The United States dollar at the parallel market increased in value on Monday, Febuary 23 with traders quote at N1,375/$ as the new selling exchange rate.

The new rate is a slight depreciation for the naira when compared to N1,343 a dollar market closed on Friday, February 20, 2026.

Abdulahhi, a forex dealer, told Legit.ng that the new exchange rate follows renew demand in the market.

“I am currently selling dollars at N1,375/$1 and buying at N1,355/$1. The pound is trading at N1,845 to sell and N1,805 to buy, while the euro is also moving steadily in the market.

“It seems this week the dollar will return to over N1,400. I have been getting a lot of request.”

The fall of the naira comes as BDC operators continue to face difficulties in accessing dollars from commercial banks.

BDCs can get dollar

The apex bank had previously issued a circular allowing licensed BDCs to access foreign exchange through authorised dealers at the prevailing market rate.

Under the directive, each BDC is permitted to purchase up to $150,000 weekly, subject to Know Your Customer (KYC) requirements and due diligence checks, Punch reports.

Leadership reported that despite a policy announcement, some operators disclosed that no transactions have been completed under the new arrangement.

A BDC operator, who requested anonymity, said the directive remains largely unimplemented.
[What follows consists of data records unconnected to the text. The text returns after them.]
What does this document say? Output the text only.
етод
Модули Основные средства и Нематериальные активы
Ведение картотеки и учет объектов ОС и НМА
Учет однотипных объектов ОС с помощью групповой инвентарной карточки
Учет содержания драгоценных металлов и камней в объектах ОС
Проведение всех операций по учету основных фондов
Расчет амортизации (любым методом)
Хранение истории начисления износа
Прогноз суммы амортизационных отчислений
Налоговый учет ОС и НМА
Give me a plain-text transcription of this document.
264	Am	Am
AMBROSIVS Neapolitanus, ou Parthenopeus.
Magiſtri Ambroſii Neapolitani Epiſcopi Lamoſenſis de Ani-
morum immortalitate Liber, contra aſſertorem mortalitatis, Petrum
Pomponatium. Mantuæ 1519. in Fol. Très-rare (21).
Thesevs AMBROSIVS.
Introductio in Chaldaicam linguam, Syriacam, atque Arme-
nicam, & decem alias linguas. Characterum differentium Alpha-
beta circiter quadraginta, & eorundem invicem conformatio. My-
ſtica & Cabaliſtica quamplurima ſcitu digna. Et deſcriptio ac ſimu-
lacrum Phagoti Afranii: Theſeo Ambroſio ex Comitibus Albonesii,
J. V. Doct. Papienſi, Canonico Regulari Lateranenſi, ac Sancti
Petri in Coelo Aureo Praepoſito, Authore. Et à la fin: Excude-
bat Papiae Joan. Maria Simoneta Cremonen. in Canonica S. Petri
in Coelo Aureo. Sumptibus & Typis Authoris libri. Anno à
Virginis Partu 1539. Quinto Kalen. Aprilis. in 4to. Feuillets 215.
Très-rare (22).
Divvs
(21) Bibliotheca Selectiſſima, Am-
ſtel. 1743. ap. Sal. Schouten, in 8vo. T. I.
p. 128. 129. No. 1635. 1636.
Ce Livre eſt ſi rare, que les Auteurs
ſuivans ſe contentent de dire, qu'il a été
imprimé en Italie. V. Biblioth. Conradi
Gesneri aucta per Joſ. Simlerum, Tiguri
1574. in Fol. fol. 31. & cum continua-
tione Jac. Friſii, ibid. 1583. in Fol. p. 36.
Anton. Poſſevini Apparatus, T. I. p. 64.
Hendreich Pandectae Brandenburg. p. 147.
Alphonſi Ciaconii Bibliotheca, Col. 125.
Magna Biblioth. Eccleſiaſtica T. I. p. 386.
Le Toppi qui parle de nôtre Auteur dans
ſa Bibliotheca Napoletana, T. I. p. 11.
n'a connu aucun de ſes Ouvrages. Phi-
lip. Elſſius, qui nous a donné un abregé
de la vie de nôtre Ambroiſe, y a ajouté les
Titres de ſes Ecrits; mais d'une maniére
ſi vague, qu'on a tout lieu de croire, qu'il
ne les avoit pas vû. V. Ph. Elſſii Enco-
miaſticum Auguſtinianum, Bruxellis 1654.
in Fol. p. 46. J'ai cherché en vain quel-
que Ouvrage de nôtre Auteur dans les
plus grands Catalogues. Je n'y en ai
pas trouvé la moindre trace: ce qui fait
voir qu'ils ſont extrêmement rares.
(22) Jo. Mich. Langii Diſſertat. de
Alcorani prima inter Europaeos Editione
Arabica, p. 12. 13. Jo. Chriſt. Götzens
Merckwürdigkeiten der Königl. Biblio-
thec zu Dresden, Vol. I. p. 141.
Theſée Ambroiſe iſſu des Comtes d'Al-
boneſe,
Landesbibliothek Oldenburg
According to him, the circular provides that disbursements will be made through settlement accounts, a provision that has raised operational concerns.

He questioned the feasibility of seamless, real-time transfers between domiciliary accounts across different banks, noting that such infrastructure may not yet be fully in place.

The operator added that while commercial banks appear supportive of the policy, many are still developing internal processes to align with the CBN’s directive.

He explained that BDCs are required to submit bid orders through their banks, which would then access the market on their behalf.

Naira in the official market

Meanwhile, in the Nigerian Foreign Exchange Market (NAFEM), the naira closed against the US dollar on Friday, February 20 at N1,346.32/$1 from N1,341.35/$1 a day earlier.

At the GTBank FX desk, the naira weakened by N7 against the dollar to quote N1,356/$1.